2
votes

In the React docs, it says

By default, when your component’s state or props change, your component will re-render.

I understand for state changes, but I am not sure about when props change. As far as I am aware, props are always passed from the parent component to the child component. And when the parent component re-renders (due to a state change, for example), all child components also re-render (ignoring shouldComponentUpdate). So it seems to me that if the parent component re-renders, all child components will re-render regardless of whether I am passing new props to them or not. If I do pass new props to the child component, the fact the child re-renders is simply because the parent is re-rendering, not because I am passing new props.

Is there a scenario where a parent component passes new props to a child component, causing the child component to re-render, but it is not caused simply by the parent component re-rendering?

Is it possible to see an example where a component will re-render because it receives new props, rather than because the parent is re-rendering (or its own state changed)?

Sorry if this is a basic question, I am new to React.

EDIT: I see that Redux can cause components to re-render by passing new props, I'm curious to know what Redux is doing behind the scenes to achieve this.

4
This is a great question.Yatrix

4 Answers

1
votes

To answer the question you ask at the end:

  • If the child is a PureComponent or wrapped in React.memo it will only re-render if the props change.

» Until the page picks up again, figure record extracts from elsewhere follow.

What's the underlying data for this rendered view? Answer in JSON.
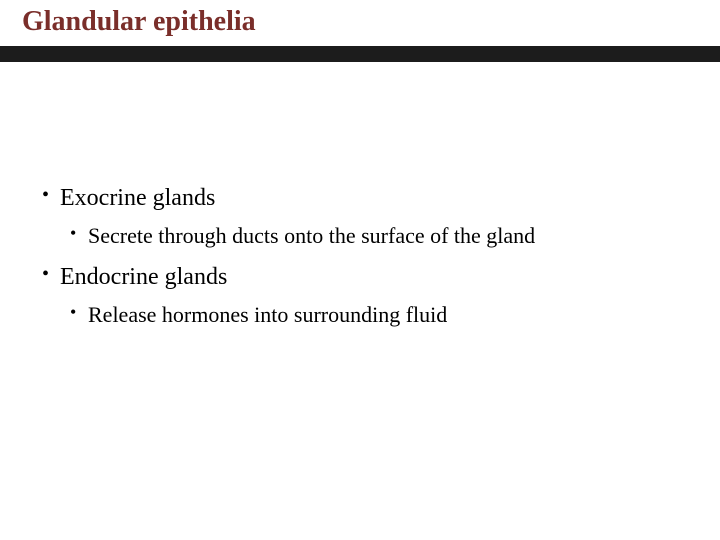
{
  "slide": {
    "title": "Glandular epithelia",
    "title_color": "#7a2e2a",
    "title_fontsize": 28,
    "title_fontweight": "bold",
    "divider_color": "#1c1c1c",
    "divider_height": 16,
    "background_color": "#ffffff",
    "body_fontsize_l1": 24,
    "body_fontsize_l2": 22,
    "body_color": "#000000",
    "bullets": [
      {
        "text": "Exocrine glands",
        "children": [
          {
            "text": "Secrete through ducts onto the surface of the gland"
          }
        ]
      },
      {
        "text": "Endocrine glands",
        "children": [
          {
            "text": "Release hormones into surrounding fluid"
          }
        ]
      }
    ]
  }
}
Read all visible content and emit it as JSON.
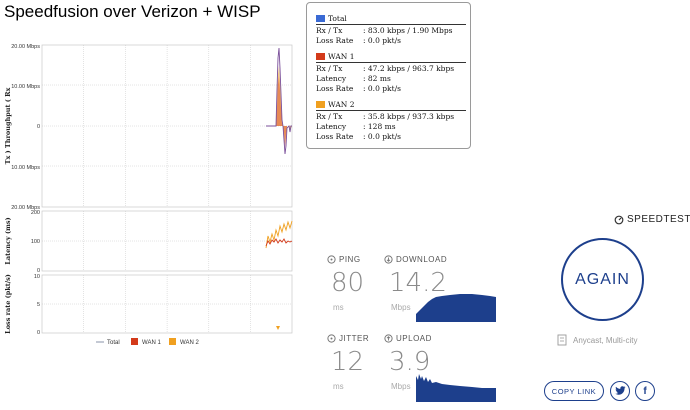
{
  "title": "Speedfusion over Verizon + WISP",
  "stats": {
    "groups": [
      {
        "name": "Total",
        "color": "#3a6ad4",
        "rows": [
          {
            "k": "Rx / Tx",
            "v": ": 83.0 kbps / 1.90 Mbps"
          },
          {
            "k": "Loss Rate",
            "v": ": 0.0 pkt/s"
          }
        ]
      },
      {
        "name": "WAN 1",
        "color": "#d33a1a",
        "rows": [
          {
            "k": "Rx / Tx",
            "v": ": 47.2 kbps / 963.7 kbps"
          },
          {
            "k": "Latency",
            "v": ": 82 ms"
          },
          {
            "k": "Loss Rate",
            "v": ": 0.0 pkt/s"
          }
        ]
      },
      {
        "name": "WAN 2",
        "color": "#f0a020",
        "rows": [
          {
            "k": "Rx / Tx",
            "v": ": 35.8 kbps / 937.3 kbps"
          },
          {
            "k": "Latency",
            "v": ": 128 ms"
          },
          {
            "k": "Loss Rate",
            "v": ": 0.0 pkt/s"
          }
        ]
      }
    ]
  },
  "charts": {
    "throughput": {
      "ylabel": "Tx ) Throughput ( Rx",
      "ticks": [
        "20.00 Mbps",
        "10.00 Mbps",
        "0",
        "10.00 Mbps",
        "20.00 Mbps"
      ]
    },
    "latency": {
      "ylabel": "Latency (ms)",
      "ticks": [
        "200",
        "100",
        "0"
      ]
    },
    "loss": {
      "ylabel": "Loss rate (pkt/s)",
      "ticks": [
        "10",
        "5",
        "0"
      ]
    },
    "legend": [
      {
        "name": "Total",
        "color": "#8a93a8"
      },
      {
        "name": "WAN 1",
        "color": "#d33a1a"
      },
      {
        "name": "WAN 2",
        "color": "#f0a020"
      }
    ]
  },
  "speedtest": {
    "brand": "SPEEDTEST",
    "ping_label": "PING",
    "ping_value": "80",
    "ping_unit": "ms",
    "download_label": "DOWNLOAD",
    "download_value": "14.2",
    "download_unit": "Mbps",
    "jitter_label": "JITTER",
    "jitter_value": "12",
    "jitter_unit": "ms",
    "upload_label": "UPLOAD",
    "upload_value": "3.9",
    "upload_unit": "Mbps",
    "again_label": "AGAIN",
    "server": "Anycast, Multi-city",
    "copy_link": "COPY LINK",
    "accent": "#1d3f8c"
  }
}
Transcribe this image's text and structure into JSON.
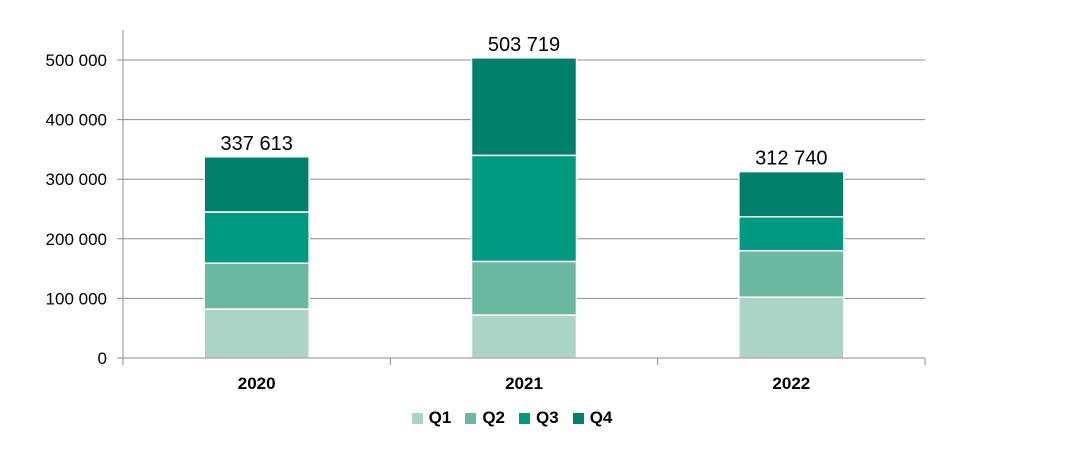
{
  "chart_data": {
    "type": "bar",
    "stacked": true,
    "categories": [
      "2020",
      "2021",
      "2022"
    ],
    "series": [
      {
        "name": "Q1",
        "color": "#abd3c6",
        "values": [
          82000,
          72000,
          102000
        ]
      },
      {
        "name": "Q2",
        "color": "#6bb8a1",
        "values": [
          77000,
          90000,
          78000
        ]
      },
      {
        "name": "Q3",
        "color": "#009a80",
        "values": [
          86000,
          178000,
          57000
        ]
      },
      {
        "name": "Q4",
        "color": "#00806a",
        "values": [
          92613,
          163719,
          75740
        ]
      }
    ],
    "totals": [
      "337 613",
      "503 719",
      "312 740"
    ],
    "y_ticks": [
      {
        "value": 0,
        "label": "0"
      },
      {
        "value": 100000,
        "label": "100 000"
      },
      {
        "value": 200000,
        "label": "200 000"
      },
      {
        "value": 300000,
        "label": "300 000"
      },
      {
        "value": 400000,
        "label": "400 000"
      },
      {
        "value": 500000,
        "label": "500 000"
      }
    ],
    "ylim": [
      0,
      500000
    ],
    "grid": true,
    "legend_position": "bottom"
  }
}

If the parent re-renders then the component will compare the props it receives and if they're identical to the previously passed props it will not re-render.

  • If the child is not a PureComponent or wrapped in React.memo then it will re-render any time its parent re-renders.

0
votes

When you use provider, or HOC, or Redux with mapStateToProps for example, the props are changed from other component injecting props.

0
votes

I‘m not new to react and was asking the same thing. There was an article which made it clear for me: https://thoughtbot.com/blog/react-rendering-misconception

The re-render is needed for diff-checking if DOM updates are necessary. If you‘ve implemented shouldComponentUpdate or wrapped with memo (both returning false), then rerender is skipped.

If a child component is connected using redux or context, then it might rerender even without parent being rerendered.

0
votes
  1. Connect middleware of redux is similar to subscription, each child component can directly connect to the store through subscription, and whenever the store changes, the store tries to resync all its connected components. New incoming data to any component comes as props resulting in re-render.
  2. Any component getting changed from outside of its state can be through props only, so it is similar to a parent component passing new data / redux store pushing new data to the component.